The Effect of Poor SaaS Management on Your Business Growth
Let us quickly run down how poor SaaS management will hinder your business's growth.
- Increase spending: Duplicate apps, unused licenses, and unnecessary expenses due to auto-renewals will impact your bottom line.
- Budget constraint: Shadow IT and underutilized applications will result in poor ROI, making budget allocation harder for the finance teams.
- Data security: Integrating with incompatible, third-party, unmanaged applications will result in data loss or duplication.
- Vulnerability: Unmanaged apps might have compliance issues and lack 2FA and data encryption, leading to unauthorized access and theft of confidential customer and business data.
- Poor vendor relationships: Vendors are more like your business partners who can take your business to the next level. Poor SaaS management will frustrate vendors, leading to increased prices and inflexible contract obligations.
- Damage to reputation: News of security breaches is not a good sign for any organization. It’ll prevent prospects from trusting you and make it hard to retain existing customers or attract new customers.
Mitigating the Risks of Poor SaaS Application Management
The risks of unmanaged SaaS applications might look scary, but on the bright side, there is a simple, straightforward solution: a SaaS management platform.
SaaS app management platform is a comprehensive solution to streamline and help with saas optimizationhelp with saas optimization. These tools are equipped with features like:
- Application discovery
- Contract, renewal, and license management
- User provisioning and deprovisioning
- Procurement workflows
- Renewal workflows
- Price benchmarking data
- Cost optimization insights
- Assisted buying
- Vendor management.
Here’s what you need to check out. A SaaS management platform can end all your spending, budgeting, procurement, and security worries. However, with multiple available options, you must select the right software.

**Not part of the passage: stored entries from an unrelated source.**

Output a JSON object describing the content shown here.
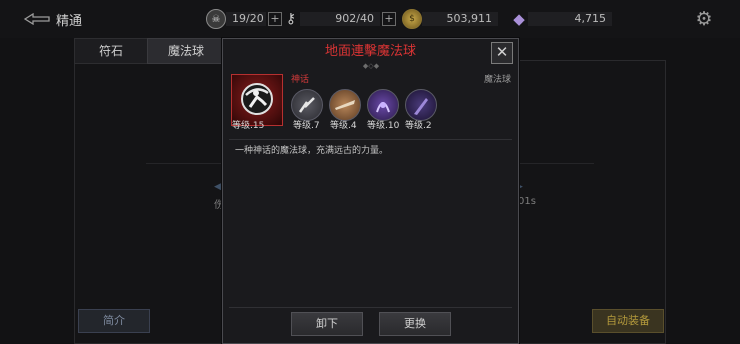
{
  "header": {
    "back_label": "精通"
  },
  "resources": [
    {
      "icon": "skull-coin-icon",
      "value": "19/20",
      "has_plus": true
    },
    {
      "icon": "key-icon",
      "value": "902/40",
      "has_plus": true
    },
    {
      "icon": "gold-coin-icon",
      "value": "503,911",
      "has_plus": false
    },
    {
      "icon": "crystal-icon",
      "value": "4,715",
      "has_plus": false
    }
  ],
  "tabs": [
    {
      "label": "符石"
    },
    {
      "label": "魔法球"
    }
  ],
  "background": {
    "left_text": "伤",
    "right_text": "01s",
    "intro_button": "简介",
    "auto_equip_button": "自动装备"
  },
  "dialog": {
    "title": "地面連擊魔法球",
    "rarity": "神话",
    "category": "魔法球",
    "main_level": "等级.15",
    "sub_levels": [
      "等级.7",
      "等级.4",
      "等级.10",
      "等级.2"
    ],
    "description": "一种神话的魔法球，充满远古的力量。",
    "unequip_button": "卸下",
    "replace_button": "更换"
  },
  "colors": {
    "title_red": "#d93434",
    "background": "#121214"
  }
}
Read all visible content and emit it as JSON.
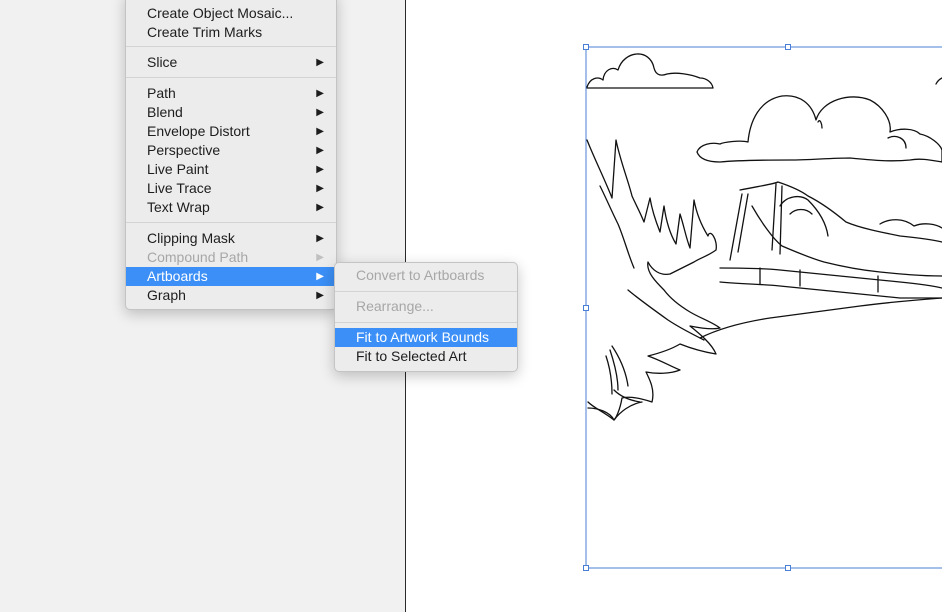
{
  "main_menu": {
    "items": [
      {
        "label": "Create Object Mosaic...",
        "submenu": false,
        "disabled": false
      },
      {
        "label": "Create Trim Marks",
        "submenu": false,
        "disabled": false
      },
      {
        "label": "Slice",
        "submenu": true,
        "disabled": false
      },
      {
        "label": "Path",
        "submenu": true,
        "disabled": false
      },
      {
        "label": "Blend",
        "submenu": true,
        "disabled": false
      },
      {
        "label": "Envelope Distort",
        "submenu": true,
        "disabled": false
      },
      {
        "label": "Perspective",
        "submenu": true,
        "disabled": false
      },
      {
        "label": "Live Paint",
        "submenu": true,
        "disabled": false
      },
      {
        "label": "Live Trace",
        "submenu": true,
        "disabled": false
      },
      {
        "label": "Text Wrap",
        "submenu": true,
        "disabled": false
      },
      {
        "label": "Clipping Mask",
        "submenu": true,
        "disabled": false
      },
      {
        "label": "Compound Path",
        "submenu": true,
        "disabled": true
      },
      {
        "label": "Artboards",
        "submenu": true,
        "disabled": false,
        "highlighted": true
      },
      {
        "label": "Graph",
        "submenu": true,
        "disabled": false
      }
    ],
    "submenu_arrow": "▶"
  },
  "artboards_submenu": {
    "items": [
      {
        "label": "Convert to Artboards",
        "disabled": true
      },
      {
        "label": "Rearrange...",
        "disabled": true
      },
      {
        "label": "Fit to Artwork Bounds",
        "disabled": false,
        "highlighted": true
      },
      {
        "label": "Fit to Selected Art",
        "disabled": false
      }
    ]
  },
  "colors": {
    "highlight": "#3b8ff6",
    "selection_bounds": "#4a7fd6",
    "menu_background": "#ececec",
    "pasteboard": "#f1f1f1"
  },
  "icons": {
    "submenu_arrow": "triangle-right-icon"
  }
}
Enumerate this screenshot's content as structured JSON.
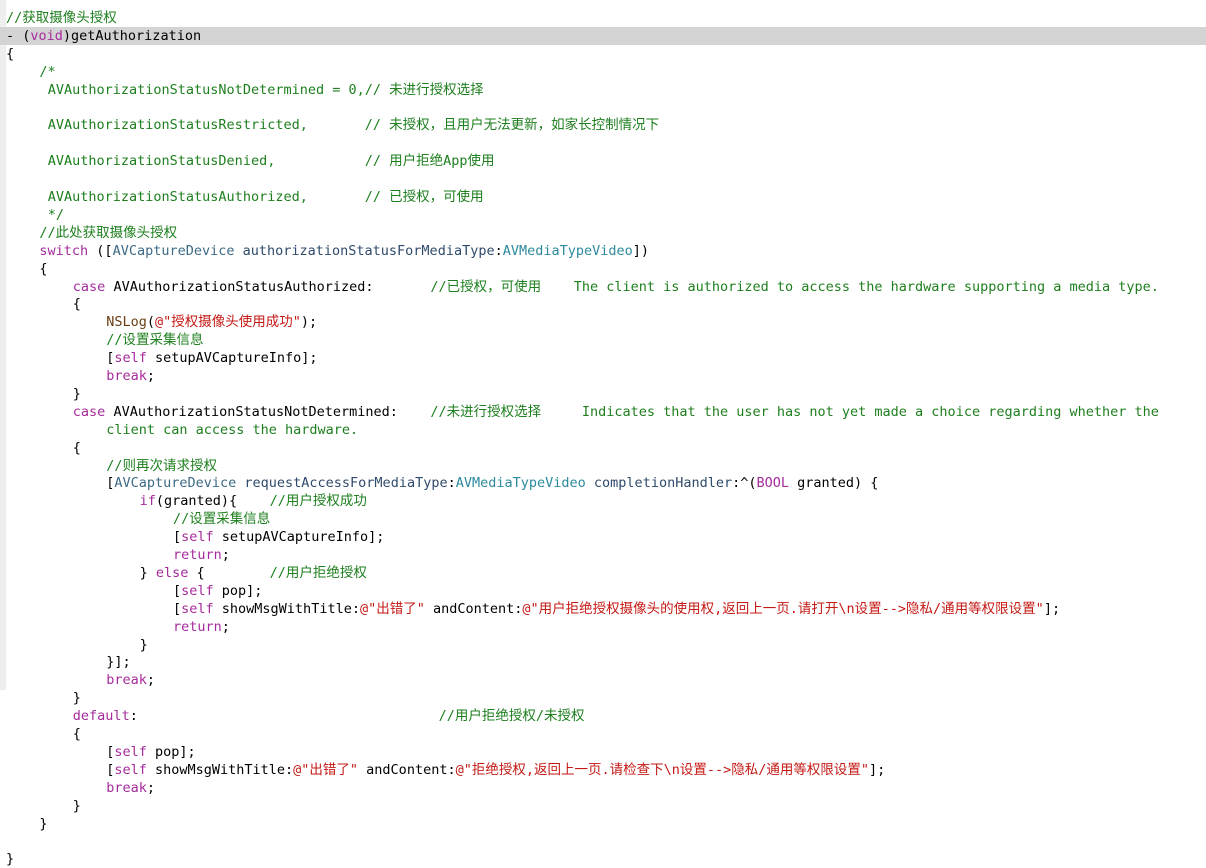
{
  "editor": {
    "language": "Objective-C",
    "colors": {
      "comment": "#1e7f1e",
      "keyword": "#a52b9b",
      "string": "#c41a16",
      "class": "#3d6a87",
      "constant": "#2c8a9c",
      "highlight": "#d4d4d4"
    },
    "lines": [
      {
        "indent": 0,
        "tokens": [
          {
            "t": "//获取摄像头授权",
            "c": "comment"
          }
        ]
      },
      {
        "indent": 0,
        "highlight": true,
        "tokens": [
          {
            "t": "- (",
            "c": "plain"
          },
          {
            "t": "void",
            "c": "kw"
          },
          {
            "t": ")getAuthorization",
            "c": "plain"
          }
        ]
      },
      {
        "indent": 0,
        "tokens": [
          {
            "t": "{",
            "c": "plain"
          }
        ]
      },
      {
        "indent": 4,
        "tokens": [
          {
            "t": "/*",
            "c": "comment"
          }
        ]
      },
      {
        "indent": 5,
        "tokens": [
          {
            "t": "AVAuthorizationStatusNotDetermined = 0,// 未进行授权选择",
            "c": "comment"
          }
        ]
      },
      {
        "indent": 0,
        "tokens": []
      },
      {
        "indent": 5,
        "tokens": [
          {
            "t": "AVAuthorizationStatusRestricted,       // 未授权，且用户无法更新，如家长控制情况下",
            "c": "comment"
          }
        ]
      },
      {
        "indent": 0,
        "tokens": []
      },
      {
        "indent": 5,
        "tokens": [
          {
            "t": "AVAuthorizationStatusDenied,           // 用户拒绝App使用",
            "c": "comment"
          }
        ]
      },
      {
        "indent": 0,
        "tokens": []
      },
      {
        "indent": 5,
        "tokens": [
          {
            "t": "AVAuthorizationStatusAuthorized,       // 已授权，可使用",
            "c": "comment"
          }
        ]
      },
      {
        "indent": 5,
        "tokens": [
          {
            "t": "*/",
            "c": "comment"
          }
        ]
      },
      {
        "indent": 4,
        "tokens": [
          {
            "t": "//此处获取摄像头授权",
            "c": "comment"
          }
        ]
      },
      {
        "indent": 4,
        "tokens": [
          {
            "t": "switch",
            "c": "kw"
          },
          {
            "t": " ([",
            "c": "plain"
          },
          {
            "t": "AVCaptureDevice",
            "c": "class"
          },
          {
            "t": " ",
            "c": "plain"
          },
          {
            "t": "authorizationStatusForMediaType",
            "c": "method"
          },
          {
            "t": ":",
            "c": "plain"
          },
          {
            "t": "AVMediaTypeVideo",
            "c": "const"
          },
          {
            "t": "])",
            "c": "plain"
          }
        ]
      },
      {
        "indent": 4,
        "tokens": [
          {
            "t": "{",
            "c": "plain"
          }
        ]
      },
      {
        "indent": 8,
        "tokens": [
          {
            "t": "case",
            "c": "kw"
          },
          {
            "t": " AVAuthorizationStatusAuthorized:       ",
            "c": "plain"
          },
          {
            "t": "//已授权，可使用    The client is authorized to access the hardware supporting a media type.",
            "c": "comment"
          }
        ]
      },
      {
        "indent": 8,
        "tokens": [
          {
            "t": "{",
            "c": "plain"
          }
        ]
      },
      {
        "indent": 12,
        "tokens": [
          {
            "t": "NSLog",
            "c": "func"
          },
          {
            "t": "(",
            "c": "plain"
          },
          {
            "t": "@\"授权摄像头使用成功\"",
            "c": "str"
          },
          {
            "t": ");",
            "c": "plain"
          }
        ]
      },
      {
        "indent": 12,
        "tokens": [
          {
            "t": "//设置采集信息",
            "c": "comment"
          }
        ]
      },
      {
        "indent": 12,
        "tokens": [
          {
            "t": "[",
            "c": "plain"
          },
          {
            "t": "self",
            "c": "kw"
          },
          {
            "t": " setupAVCaptureInfo];",
            "c": "plain"
          }
        ]
      },
      {
        "indent": 12,
        "tokens": [
          {
            "t": "break",
            "c": "kw"
          },
          {
            "t": ";",
            "c": "plain"
          }
        ]
      },
      {
        "indent": 8,
        "tokens": [
          {
            "t": "}",
            "c": "plain"
          }
        ]
      },
      {
        "indent": 8,
        "tokens": [
          {
            "t": "case",
            "c": "kw"
          },
          {
            "t": " AVAuthorizationStatusNotDetermined:    ",
            "c": "plain"
          },
          {
            "t": "//未进行授权选择     Indicates that the user has not yet made a choice regarding whether the",
            "c": "comment"
          }
        ]
      },
      {
        "indent": 12,
        "tokens": [
          {
            "t": "client can access the hardware.",
            "c": "comment"
          }
        ]
      },
      {
        "indent": 8,
        "tokens": [
          {
            "t": "{",
            "c": "plain"
          }
        ]
      },
      {
        "indent": 12,
        "tokens": [
          {
            "t": "//则再次请求授权",
            "c": "comment"
          }
        ]
      },
      {
        "indent": 12,
        "tokens": [
          {
            "t": "[",
            "c": "plain"
          },
          {
            "t": "AVCaptureDevice",
            "c": "class"
          },
          {
            "t": " ",
            "c": "plain"
          },
          {
            "t": "requestAccessForMediaType",
            "c": "method"
          },
          {
            "t": ":",
            "c": "plain"
          },
          {
            "t": "AVMediaTypeVideo",
            "c": "const"
          },
          {
            "t": " ",
            "c": "plain"
          },
          {
            "t": "completionHandler",
            "c": "method"
          },
          {
            "t": ":^(",
            "c": "plain"
          },
          {
            "t": "BOOL",
            "c": "kw"
          },
          {
            "t": " granted) {",
            "c": "plain"
          }
        ]
      },
      {
        "indent": 16,
        "tokens": [
          {
            "t": "if",
            "c": "kw"
          },
          {
            "t": "(granted){    ",
            "c": "plain"
          },
          {
            "t": "//用户授权成功",
            "c": "comment"
          }
        ]
      },
      {
        "indent": 20,
        "tokens": [
          {
            "t": "//设置采集信息",
            "c": "comment"
          }
        ]
      },
      {
        "indent": 20,
        "tokens": [
          {
            "t": "[",
            "c": "plain"
          },
          {
            "t": "self",
            "c": "kw"
          },
          {
            "t": " setupAVCaptureInfo];",
            "c": "plain"
          }
        ]
      },
      {
        "indent": 20,
        "tokens": [
          {
            "t": "return",
            "c": "kw"
          },
          {
            "t": ";",
            "c": "plain"
          }
        ]
      },
      {
        "indent": 16,
        "tokens": [
          {
            "t": "} ",
            "c": "plain"
          },
          {
            "t": "else",
            "c": "kw"
          },
          {
            "t": " {        ",
            "c": "plain"
          },
          {
            "t": "//用户拒绝授权",
            "c": "comment"
          }
        ]
      },
      {
        "indent": 20,
        "tokens": [
          {
            "t": "[",
            "c": "plain"
          },
          {
            "t": "self",
            "c": "kw"
          },
          {
            "t": " pop];",
            "c": "plain"
          }
        ]
      },
      {
        "indent": 20,
        "tokens": [
          {
            "t": "[",
            "c": "plain"
          },
          {
            "t": "self",
            "c": "kw"
          },
          {
            "t": " showMsgWithTitle:",
            "c": "plain"
          },
          {
            "t": "@\"出错了\"",
            "c": "str"
          },
          {
            "t": " andContent:",
            "c": "plain"
          },
          {
            "t": "@\"用户拒绝授权摄像头的使用权,返回上一页.请打开\\n设置-->隐私/通用等权限设置\"",
            "c": "str"
          },
          {
            "t": "];",
            "c": "plain"
          }
        ]
      },
      {
        "indent": 20,
        "tokens": [
          {
            "t": "return",
            "c": "kw"
          },
          {
            "t": ";",
            "c": "plain"
          }
        ]
      },
      {
        "indent": 16,
        "tokens": [
          {
            "t": "}",
            "c": "plain"
          }
        ]
      },
      {
        "indent": 12,
        "tokens": [
          {
            "t": "}];",
            "c": "plain"
          }
        ]
      },
      {
        "indent": 12,
        "tokens": [
          {
            "t": "break",
            "c": "kw"
          },
          {
            "t": ";",
            "c": "plain"
          }
        ]
      },
      {
        "indent": 8,
        "tokens": [
          {
            "t": "}",
            "c": "plain"
          }
        ]
      },
      {
        "indent": 8,
        "tokens": [
          {
            "t": "default",
            "c": "kw"
          },
          {
            "t": ":                                     ",
            "c": "plain"
          },
          {
            "t": "//用户拒绝授权/未授权",
            "c": "comment"
          }
        ]
      },
      {
        "indent": 8,
        "tokens": [
          {
            "t": "{",
            "c": "plain"
          }
        ]
      },
      {
        "indent": 12,
        "tokens": [
          {
            "t": "[",
            "c": "plain"
          },
          {
            "t": "self",
            "c": "kw"
          },
          {
            "t": " pop];",
            "c": "plain"
          }
        ]
      },
      {
        "indent": 12,
        "tokens": [
          {
            "t": "[",
            "c": "plain"
          },
          {
            "t": "self",
            "c": "kw"
          },
          {
            "t": " showMsgWithTitle:",
            "c": "plain"
          },
          {
            "t": "@\"出错了\"",
            "c": "str"
          },
          {
            "t": " andContent:",
            "c": "plain"
          },
          {
            "t": "@\"拒绝授权,返回上一页.请检查下\\n设置-->隐私/通用等权限设置\"",
            "c": "str"
          },
          {
            "t": "];",
            "c": "plain"
          }
        ]
      },
      {
        "indent": 12,
        "tokens": [
          {
            "t": "break",
            "c": "kw"
          },
          {
            "t": ";",
            "c": "plain"
          }
        ]
      },
      {
        "indent": 8,
        "tokens": [
          {
            "t": "}",
            "c": "plain"
          }
        ]
      },
      {
        "indent": 4,
        "tokens": [
          {
            "t": "}",
            "c": "plain"
          }
        ]
      },
      {
        "indent": 0,
        "tokens": []
      },
      {
        "indent": 0,
        "tokens": [
          {
            "t": "}",
            "c": "plain"
          }
        ]
      }
    ]
  }
}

Here’s how you select the right SaaS management software →
SaaS application management platforms are aplenty on the market. Only the right platform can cover your entire SaaS lifecycle and enhance your business growth. So, choose the right one.
Conclusion
Enterprises, on average, use more than 250 SaaS applications but often overlook effective SaaS management.
This article discussed the risks of unmanaged SaaS applications and how it can impact our business growth.
Unmanaged SaaS applications can increase your spending, cause security, compatibility, and integration hassles, and affect your reputation. The key is managing your SaaS to keep your organization secure, keep spending under control, and take your business to the next level.
You need the right SaaS app management platform for effective software management. So, choose the right one like CloudEagle.ai and start managing your SaaS applications.
Frequently Asked Questions
- What is a non-SaaS application?
A non-SaaS application is installed and run on local devices or company servers, not accessed via the cloud. - What is an example of a SaaS application?
Google Workspace is a popular SaaS app used for email, file storage, and collaboration. - What is the difference between SaaS and managed SaaS?
SaaS is standard cloud software; managed SaaS includes extra services like onboarding, support, and customization. - What are the two major categories of SaaS?
SaaS apps are either horizontal (for general business use) or vertical (for specific industries). - How to differentiate between SaaS and PaaS?
SaaS delivers ready-to-use software; PaaS offers tools for developers to build, run, and manage applications.